These displaced people sought acceptance as refugees in various countries. The United States, Australia, France and other countries became their new homes.
Most of the Khmer Cambodians came in the 1980s to what was once East Germany, a communist country. Surprisingly, some of these Cambodians have a level of nostalgia for living in a communist land.
The Khmer Cambodians are overshadowed by the Vietnamese and Chinese minorities in Germany. With their small numbers, they are trying to maintain some form of solidarity and unity.
Khmer in the West have similar beliefs to those in Cambodia. They practice Theravada Buddhism mixed with animism and ancestor worship. When Cambodians arrived in the Thai refugee camps, many heard the Gospel and a high percentage made professions of faith. This trend continued as they were sponsored by Christian churches in the West. Unfortunately, as they settled into their host countries many fell away. Over time, Buddhist temples were built in those countries which provide a place to practice their Khmer culture and traditional beliefs.

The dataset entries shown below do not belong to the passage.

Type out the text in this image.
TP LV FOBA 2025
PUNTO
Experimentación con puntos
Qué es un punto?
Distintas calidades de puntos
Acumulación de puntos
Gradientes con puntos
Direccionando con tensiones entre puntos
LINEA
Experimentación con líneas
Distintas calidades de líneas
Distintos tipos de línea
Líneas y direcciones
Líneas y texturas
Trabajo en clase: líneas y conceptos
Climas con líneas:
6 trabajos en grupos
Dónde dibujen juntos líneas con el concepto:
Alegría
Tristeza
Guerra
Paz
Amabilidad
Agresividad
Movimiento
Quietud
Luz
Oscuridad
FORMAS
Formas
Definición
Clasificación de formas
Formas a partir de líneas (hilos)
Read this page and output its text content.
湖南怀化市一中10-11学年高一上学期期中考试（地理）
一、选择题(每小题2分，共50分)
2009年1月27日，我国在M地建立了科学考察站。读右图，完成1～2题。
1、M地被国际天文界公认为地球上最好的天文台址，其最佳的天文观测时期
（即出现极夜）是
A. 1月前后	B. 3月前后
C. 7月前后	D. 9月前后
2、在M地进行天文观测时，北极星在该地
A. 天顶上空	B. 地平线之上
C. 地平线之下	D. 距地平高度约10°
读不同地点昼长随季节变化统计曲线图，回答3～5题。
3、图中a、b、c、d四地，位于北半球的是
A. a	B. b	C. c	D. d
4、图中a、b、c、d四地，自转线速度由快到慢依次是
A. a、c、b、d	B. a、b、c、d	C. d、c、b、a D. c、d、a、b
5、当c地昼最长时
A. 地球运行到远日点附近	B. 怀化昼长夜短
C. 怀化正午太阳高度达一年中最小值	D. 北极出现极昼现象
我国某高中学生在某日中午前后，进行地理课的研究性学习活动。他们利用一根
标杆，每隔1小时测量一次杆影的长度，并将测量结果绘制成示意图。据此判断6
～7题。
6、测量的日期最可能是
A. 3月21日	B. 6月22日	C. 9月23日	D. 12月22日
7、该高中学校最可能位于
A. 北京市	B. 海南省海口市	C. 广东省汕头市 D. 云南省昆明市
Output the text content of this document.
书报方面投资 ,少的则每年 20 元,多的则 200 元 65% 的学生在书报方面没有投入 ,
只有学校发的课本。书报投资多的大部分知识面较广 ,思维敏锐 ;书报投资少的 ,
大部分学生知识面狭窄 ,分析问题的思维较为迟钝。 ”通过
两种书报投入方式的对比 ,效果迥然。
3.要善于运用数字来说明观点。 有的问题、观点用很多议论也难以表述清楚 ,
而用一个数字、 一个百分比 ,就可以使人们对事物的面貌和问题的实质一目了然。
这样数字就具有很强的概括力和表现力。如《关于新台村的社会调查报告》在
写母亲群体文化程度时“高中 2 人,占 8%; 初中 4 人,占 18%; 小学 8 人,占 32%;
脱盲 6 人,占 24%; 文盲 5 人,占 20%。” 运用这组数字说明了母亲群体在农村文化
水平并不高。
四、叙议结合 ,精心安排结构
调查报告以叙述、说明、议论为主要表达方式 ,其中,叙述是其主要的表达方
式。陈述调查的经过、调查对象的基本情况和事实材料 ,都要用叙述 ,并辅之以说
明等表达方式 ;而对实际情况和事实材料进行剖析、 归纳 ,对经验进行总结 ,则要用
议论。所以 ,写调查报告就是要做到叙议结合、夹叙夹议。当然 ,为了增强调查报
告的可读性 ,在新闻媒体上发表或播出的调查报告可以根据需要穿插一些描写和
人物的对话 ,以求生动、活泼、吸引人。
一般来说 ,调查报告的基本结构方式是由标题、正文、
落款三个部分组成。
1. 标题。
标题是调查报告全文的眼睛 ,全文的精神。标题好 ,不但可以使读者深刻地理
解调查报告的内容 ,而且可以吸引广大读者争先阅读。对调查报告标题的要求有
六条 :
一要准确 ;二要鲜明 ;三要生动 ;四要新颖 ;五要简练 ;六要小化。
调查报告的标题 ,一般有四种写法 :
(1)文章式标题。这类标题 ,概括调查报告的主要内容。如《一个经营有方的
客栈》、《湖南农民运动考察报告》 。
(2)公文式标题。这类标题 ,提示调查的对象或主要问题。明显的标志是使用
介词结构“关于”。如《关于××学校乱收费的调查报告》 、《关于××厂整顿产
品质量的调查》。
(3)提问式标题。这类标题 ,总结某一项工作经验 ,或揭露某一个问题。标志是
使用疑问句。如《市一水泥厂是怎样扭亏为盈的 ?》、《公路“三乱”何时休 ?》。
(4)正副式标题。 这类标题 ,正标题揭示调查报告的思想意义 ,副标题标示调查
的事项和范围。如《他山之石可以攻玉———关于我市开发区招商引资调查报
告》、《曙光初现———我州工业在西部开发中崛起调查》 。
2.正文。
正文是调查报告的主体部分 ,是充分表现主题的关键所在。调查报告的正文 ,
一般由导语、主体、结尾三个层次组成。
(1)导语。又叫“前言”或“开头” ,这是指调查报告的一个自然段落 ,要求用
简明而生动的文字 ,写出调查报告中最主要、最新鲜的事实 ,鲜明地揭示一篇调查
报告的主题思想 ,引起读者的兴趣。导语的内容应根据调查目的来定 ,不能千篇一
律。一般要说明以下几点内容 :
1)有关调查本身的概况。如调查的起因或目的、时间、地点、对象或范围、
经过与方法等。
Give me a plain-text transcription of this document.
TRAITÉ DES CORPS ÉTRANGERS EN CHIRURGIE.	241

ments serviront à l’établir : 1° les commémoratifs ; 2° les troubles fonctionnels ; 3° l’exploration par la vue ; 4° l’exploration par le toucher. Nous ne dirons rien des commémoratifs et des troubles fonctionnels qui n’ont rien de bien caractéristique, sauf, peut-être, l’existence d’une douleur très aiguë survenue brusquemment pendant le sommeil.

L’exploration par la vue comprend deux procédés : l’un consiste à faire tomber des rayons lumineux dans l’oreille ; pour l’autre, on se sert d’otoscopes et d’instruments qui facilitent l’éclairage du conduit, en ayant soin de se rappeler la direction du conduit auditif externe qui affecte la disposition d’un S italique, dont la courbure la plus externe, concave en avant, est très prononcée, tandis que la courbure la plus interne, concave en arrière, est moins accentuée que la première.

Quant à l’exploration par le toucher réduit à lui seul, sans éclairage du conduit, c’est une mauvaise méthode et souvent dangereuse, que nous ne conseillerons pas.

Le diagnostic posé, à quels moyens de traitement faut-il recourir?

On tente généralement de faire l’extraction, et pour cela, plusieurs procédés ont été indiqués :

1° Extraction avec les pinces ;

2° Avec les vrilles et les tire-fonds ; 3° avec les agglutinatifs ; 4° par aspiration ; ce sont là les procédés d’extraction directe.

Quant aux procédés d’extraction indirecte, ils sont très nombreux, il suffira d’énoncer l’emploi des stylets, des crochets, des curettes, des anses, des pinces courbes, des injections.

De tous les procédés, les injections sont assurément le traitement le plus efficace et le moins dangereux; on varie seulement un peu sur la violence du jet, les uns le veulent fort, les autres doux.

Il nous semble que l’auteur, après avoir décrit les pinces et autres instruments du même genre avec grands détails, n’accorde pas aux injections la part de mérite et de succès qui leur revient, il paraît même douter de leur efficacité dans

At the same time, Cambodian churches have had a significant influence. In the early 1990s, there were actually more Khmer believers in the West than in Cambodia. When a new Cambodian government was formed, many of these Christians played an important role in bringing the Gospel back to their homeland. Today, the overseas churches continue to send money and people to support the growing Christian movement in Cambodia.
Cambodians in the West need to adapt to their new countries. The second and third generations need better educational opportunities so that their communities can emerge from the poverty which has characterized their overseas experience. Most of all they need a relationship with Jesus Christ.
* Pray for families of believers loving and serving others to grow reproducing churches among the Khmer people in Germany.
* Pray for a chain reaction of families reaching Khmer families that results in thousands of new believers who share their faith with others.
* Pray for grace and truth expanding into the entire Khmer communities as all believers learn to love others.
* Pray that churches and believers will bless their entire people group in such a way that God’s love will change the Khmer people like yeast changes dough.